As people evacuated, Mapp recalls one petty officer second class trying to close a classified safe that’d been blown open.
“Leave it, just go!” Mapp recalled an admiral saying. He added that the admiral waited until everyone else had left before making his own exit.
After getting out of the building, many stayed behind to help others through the jet-fuel-infused smoke. “There was a brigadier general who said ‘If you can’t stomach this feel free to leave. No one’s gonna think bad of you.’ But nobody left,” said Mapp.
The group spent the next several hours helping get others to safety. With his own experience in traumatic situations, he says he was able to keep working, but couldn’t get over this happening on the homefront.

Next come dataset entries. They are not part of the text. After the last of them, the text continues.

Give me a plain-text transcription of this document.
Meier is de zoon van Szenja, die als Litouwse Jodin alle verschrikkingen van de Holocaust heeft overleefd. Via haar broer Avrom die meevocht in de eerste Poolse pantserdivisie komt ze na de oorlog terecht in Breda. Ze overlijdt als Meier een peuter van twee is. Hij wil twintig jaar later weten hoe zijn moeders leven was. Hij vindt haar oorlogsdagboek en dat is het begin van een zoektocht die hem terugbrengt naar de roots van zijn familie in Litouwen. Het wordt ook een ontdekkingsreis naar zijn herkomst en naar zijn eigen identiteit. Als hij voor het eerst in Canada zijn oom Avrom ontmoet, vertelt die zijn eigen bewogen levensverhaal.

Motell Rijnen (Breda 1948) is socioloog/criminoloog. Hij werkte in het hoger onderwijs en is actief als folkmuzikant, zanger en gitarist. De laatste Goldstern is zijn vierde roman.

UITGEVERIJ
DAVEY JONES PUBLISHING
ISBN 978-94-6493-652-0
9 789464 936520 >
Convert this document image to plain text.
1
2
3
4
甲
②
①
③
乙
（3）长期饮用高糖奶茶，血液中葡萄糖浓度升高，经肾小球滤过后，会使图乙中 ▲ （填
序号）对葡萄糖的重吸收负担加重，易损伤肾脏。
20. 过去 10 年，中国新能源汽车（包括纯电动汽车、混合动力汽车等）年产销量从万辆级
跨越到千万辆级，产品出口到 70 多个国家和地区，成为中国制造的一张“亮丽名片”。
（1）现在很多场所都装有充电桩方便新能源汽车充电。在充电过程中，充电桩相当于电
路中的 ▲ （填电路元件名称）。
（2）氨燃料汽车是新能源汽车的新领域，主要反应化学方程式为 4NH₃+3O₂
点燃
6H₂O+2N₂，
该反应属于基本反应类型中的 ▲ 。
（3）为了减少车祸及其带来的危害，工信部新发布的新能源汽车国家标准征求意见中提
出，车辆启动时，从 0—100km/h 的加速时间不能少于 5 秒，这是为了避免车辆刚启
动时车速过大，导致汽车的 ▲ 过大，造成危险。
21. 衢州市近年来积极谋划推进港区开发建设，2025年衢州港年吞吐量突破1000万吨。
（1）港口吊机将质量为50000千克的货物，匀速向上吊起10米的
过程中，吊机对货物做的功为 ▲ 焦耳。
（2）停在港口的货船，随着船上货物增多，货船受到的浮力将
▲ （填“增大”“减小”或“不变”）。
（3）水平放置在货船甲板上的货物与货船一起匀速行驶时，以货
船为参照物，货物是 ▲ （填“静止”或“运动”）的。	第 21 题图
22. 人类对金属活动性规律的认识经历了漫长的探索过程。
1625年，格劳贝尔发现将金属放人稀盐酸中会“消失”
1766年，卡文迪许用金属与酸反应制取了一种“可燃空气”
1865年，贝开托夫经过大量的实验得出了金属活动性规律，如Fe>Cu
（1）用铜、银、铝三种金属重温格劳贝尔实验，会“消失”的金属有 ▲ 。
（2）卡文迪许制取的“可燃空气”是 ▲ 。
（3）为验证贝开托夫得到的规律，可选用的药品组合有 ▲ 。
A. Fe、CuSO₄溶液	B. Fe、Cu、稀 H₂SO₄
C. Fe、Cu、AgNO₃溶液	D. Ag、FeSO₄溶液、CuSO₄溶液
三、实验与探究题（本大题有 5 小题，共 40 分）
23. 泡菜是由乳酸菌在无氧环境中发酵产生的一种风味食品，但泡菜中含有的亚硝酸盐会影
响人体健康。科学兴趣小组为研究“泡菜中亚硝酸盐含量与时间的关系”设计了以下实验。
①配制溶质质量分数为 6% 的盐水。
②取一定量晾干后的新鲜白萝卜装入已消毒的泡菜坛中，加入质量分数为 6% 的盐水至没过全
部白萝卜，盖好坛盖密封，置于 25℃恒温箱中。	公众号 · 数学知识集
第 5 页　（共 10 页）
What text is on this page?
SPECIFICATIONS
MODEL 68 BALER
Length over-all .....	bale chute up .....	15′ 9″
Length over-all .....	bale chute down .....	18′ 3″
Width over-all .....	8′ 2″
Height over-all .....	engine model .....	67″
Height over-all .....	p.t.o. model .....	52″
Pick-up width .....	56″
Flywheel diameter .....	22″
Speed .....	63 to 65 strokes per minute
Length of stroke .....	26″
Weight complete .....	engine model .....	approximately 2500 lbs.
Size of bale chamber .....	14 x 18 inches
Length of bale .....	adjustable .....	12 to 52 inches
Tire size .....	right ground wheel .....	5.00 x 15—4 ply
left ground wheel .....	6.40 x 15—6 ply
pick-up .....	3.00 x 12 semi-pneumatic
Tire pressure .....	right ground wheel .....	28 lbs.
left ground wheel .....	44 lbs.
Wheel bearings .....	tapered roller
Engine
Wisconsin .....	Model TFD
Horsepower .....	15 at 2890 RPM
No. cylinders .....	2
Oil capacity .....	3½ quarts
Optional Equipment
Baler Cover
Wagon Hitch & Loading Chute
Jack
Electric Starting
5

“I’d been in traumatic situations before but overseas… not here. This was something totally different,” he said.
“There was one gentleman who’d got caught,” said Mapp. “There was an open end of the Pentagon, smoke was swirling. He didn’t know where he was even though he was right at the entrance. We kept telling him ‘Put your hands out’ because if we went in, we were gonna become casualties. He stuck his hands through the smoke and we just pulled him and we all kinda landed on each other on the ground.”
It took several hours before Mapp says he started to register what had happened.
“Probably around 1 o’clock in the afternoon, I just kinda looked around the central courtyard and you see people on stretchers, you see people getting bandaged, you see the fires. It was almost like Dante’s hell. It was a very surreal scene. Your mind had to grasp it and get control of it, so you could get control of yourself,” he said.
Throughout the entirety of the day, Mapp continuously saw military chaplains working to comfort everyone.
“I could get over how many there were. Turns out, military chaplains were having a conference at the Pentagon that started that Monday. So there were about 550 military chaplains from the command worldwide on 9/11… God knows what he’s doing,” said Mapp.
Today, less than 24 hours before the 20th anniversary of the attacks, Mapp tells a story of survival. He’s hoping it makes others reflect on those who weren’t as fortunate that day.
“I want people to think of the moms, dads, children who didn’t come home that day… I feel like I need to carry on. Obviously, in any tragedy, there’s gonna be survivors. You just gotta forge ahead you remember the tragedy. You pray for those who died, you pray for their families, but ultimately you have to move forward. You can’t stay in one place,” he said.